Basel Committee Report Could Cause Sea Change in Banking Policy

Basel Committee Chairman Stefan Ingves has announced a forthcoming report on risk-weighted assets that could fundamentally change international banking standards. The report, which Ingves says is due out “very shortly,” relies on “public disclosures by banks and a hypothetical test portfolio exercise” in which 15 banks participated.

Basel Committee Finds “Material Variation” in Risk Modelling

Ingves stated that the committee has found the following major issues with risk modelling at the 15 banks under analysis:

  • there is a material variation in risk weights for trading assets across banks (after
    adjusting for accounting differences and for differences in the riskiness of different
    bank portfolios);
  • certain modelling choices seem to be major drivers of the variation in risk weights;
  • the quality of existing public disclosure is generally insufficient to allow users to
    determine how much of the variation in reported risk weights is a reflection of
    underlying risk taking, and how much stems from other factors (eg modelling
    choices, supervisory discretions).

Basel’s Likely Response

“The on-going analysis has generated a wealth of information about risk modelling by banks,” Ingves said.
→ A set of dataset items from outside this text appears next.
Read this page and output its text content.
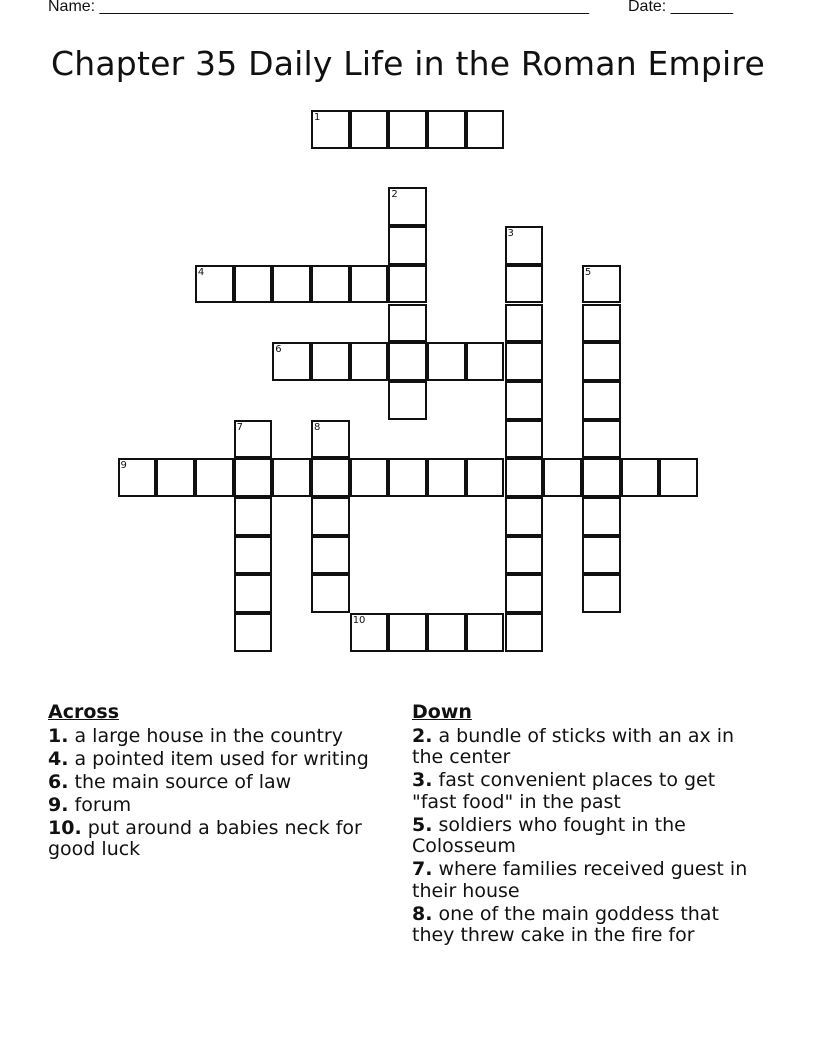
Name: _______________________________________________________ Date: _______
Chapter 35 Daily Life in the Roman Empire
1
2
3
4	5
6
7	8
9
10
Across
1. a large house in the country
4. a pointed item used for writing
6. the main source of law
9. forum
10. put around a babies neck for good luck
Down
2. a bundle of sticks with an ax in the center
3. fast convenient places to get "fast food" in the past
5. soldiers who fought in the Colosseum
7. where families received guest in their house
8. one of the main goddess that they threw cake in the fire for
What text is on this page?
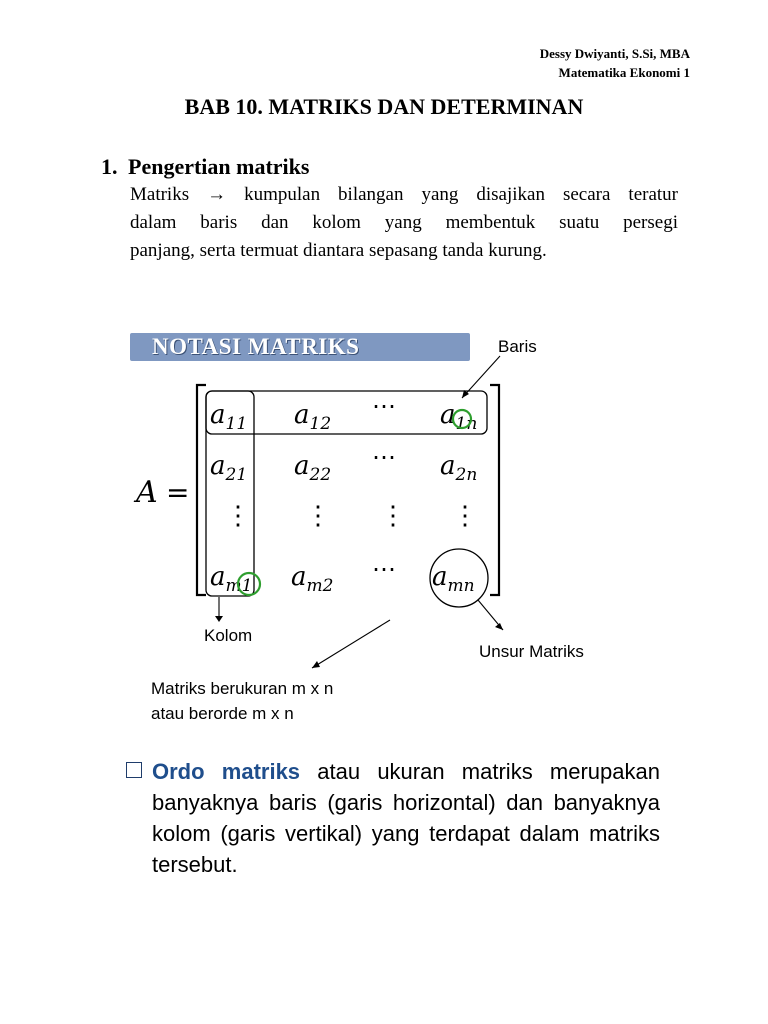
Dessy Dwiyanti, S.Si, MBA
Matematika Ekonomi 1
BAB 10. MATRIKS DAN DETERMINAN
1. Pengertian matriks
Matriks → kumpulan bilangan yang disajikan secara teratur
dalam baris dan kolom yang membentuk suatu persegi
panjang, serta termuat diantara sepasang tanda kurung.
NOTASI MATRIKS
A =
$a_{11}$ $a_{12}$
⋯ $a_{1n}$
$a_{21}$ $a_{22}$
⋯ $a_{2n}$
⋮ ⋮ ⋮ ⋮
$a_{m1}$ $a_{m2}$
⋯ $a_{mn}$
Baris
Kolom
Unsur Matriks
Matriks berukuran m x n
atau berorde m x n
Ordo matriks atau ukuran matriks merupakan
banyaknya baris (garis horizontal) dan banyaknya
kolom (garis vertikal) yang terdapat dalam matriks
tersebut.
Some possible responses include:

  1. Improvements in public disclosure practices.
  2. Limitations in the modelling choices for banks.
  3. Harmonizing supervisory practices.

The second and third options could lead to controversy, not to mention a backlash from banks. The publication of the report will likely intensify criticism of the Basel Committee. In particular, Banks have suggested that Basel wants to subsume the global banking system under rules that are insufficiently complex.

Yet Ingves is clear that he wants to avoid “zero variation” with regard to risk modelling. The key, he claims, is to strike a balance.

“Excessive variation in risk measurement is clearly undesirable. Finding the right balance is key,” he said. “The preliminary work suggests we may not have the balance right in the current set-up. But as with all of our work on implementation, it is necessary to identify the problems before we can set about correcting them.”